I still get the occasional injury

I still get the occasional injury
                        

It is reported George Washington, who we normally think of as pretty reserved and dignified, had an arsenal of foul language at the ready when the occasion and his temper warranted a good display. Many who knew him said he could “curse the wallpaper off the wall” once he hit his angry stride.

There was just such an occasion for swearing at my house the other night, and I apologize if my colorful words traveled far enough to reach your ear. You see I grated almost the entirety of my thumb’s knuckle into a pile of Parmesan cheese, and it hurt quite a lot. It doesn’t matter how many times I cut or burn myself in the kitchen or how careful I am to be aware of the danger of the sharp objects I’m using. I still get the occasional injury.

Inside my left elbow, I have parallel red scars from the corner of a hot sheet pan just out of the oven. Wearing short sleeves, it touched my skin just long enough to cause further epithets and a couple of good blisters.

A week ago I helped cook for a crowd and didn’t realize until the drive home that I had taken off the merest slice of my left index finger with the junk knife I was using, not even enough to cause bleeding. Such cuts are annoying but actually nothing to fret about.
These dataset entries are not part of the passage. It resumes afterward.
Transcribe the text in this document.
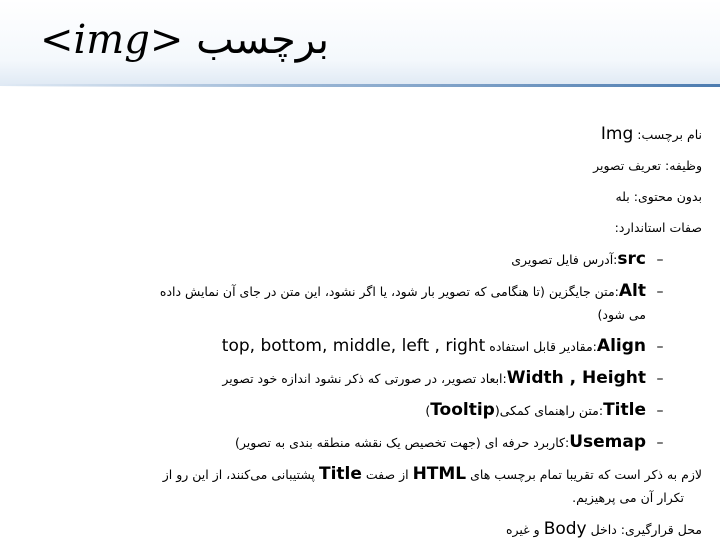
<img> برچسب
نام برچسب: Img
وظیفه: تعریف تصویر
بدون محتوی: بله
صفات استاندارد:
–src:آدرس فایل تصویری
–Alt:متن جایگزین (تا هنگامی که تصویر بار شود، یا اگر نشود، این متن در جای آن نمایش داده
می شود)
–Align:مقادیر قابل استفاده top, bottom, middle, left , right
–Width , Height:ابعاد تصویر، در صورتی که ذکر نشود اندازه خود تصویر
–Title:متن راهنمای کمکی(Tooltip)
–Usemap:کاربرد حرفه ای (جهت تخصیص یک نقشه منطقه بندی به تصویر)
لازم به ذکر است که تقریبا تمام برچسب های HTML از صفت Title پشتیبانی می‌کنند، از این رو از
تکرار آن می پرهیزیم.
محل قرارگیری: داخل Body و غیره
A friend whose young son is working in a restaurant lopped off a sizable piece of a fingertip, causing his mother to fret. “Don’t worry about that,” I reassured her. “Fingertips grow back pretty quickly.”

This is the truth, and I think most of the ends of my fingers have seen numerous spontaneous regenerations.

Also last week we found a knife we’d been coveting at a great price and ordered it. It’s a Japanese nakiri knife. Think of an 8-inch chef’s knife with the whole pointed end cut off so the blade is just a fat rectangle, and that’s a nakiri.

It came in a fancy presentation box with paperwork and cautions about being careful, which are well warranted. This is probably the sharpest out-of-the-box knife I’ve ever seen, and it could easily plow through a case of onions in a quick minute. It’s so sharp I took care to store it in the thick, plastic sheath included in the box.

You see all of our knives are stored in exactly the way you should not store knives. We have a drawer, fitted with a toddler-proof safety lock, that holds all of the kitchen knives in a jumble. If one of them happens to be resting in the drawer blade upward, you could easily get cut. So you have to open the drawer, eyeball the current situation and very carefully choose the knife you want.

In our last house, there was a wide magnetic strip on the backsplash where we just casually stuck them all when not in use. There is no room for such a thing now and no room for a knife block on the counter.

I’ve spoken before about my aversion to using a mandolin. They’re marvelous tools and enable slices much more even and thin than using a simple knife. They’re also great at zipping off half a finger if you aren’t careful and most of a fingernail if you are careful.

The safest way to do all this slicing is to use the slicing blade in a food processor, removing your hands from the equation altogether. It really does work very well if you have a quality machine, neatly slicing everything from carrots to mushrooms. You can’t get paper-thin slices that way, but at least your kitchen won’t look like a bloody crime scene.

All of the serious cooks I know have scars from burns, cuts and abrasions. Professionals are literally covered in the marks of battle. Cooks who work the deep fat fryers in restaurants usually have the bubbled arms to show for it.

If you are in that wonderful category of home cooks who just love to feed family and friends, you may escape with fewer scars, but you are probably more sensible and respectful of sharp and hot objects than me, a mere, clumsy dunce who carelessly gores himself constantly, adding a new slice as soon as the last one is healed.

The main thing is to always be aware of what your hands are doing and be careful out there.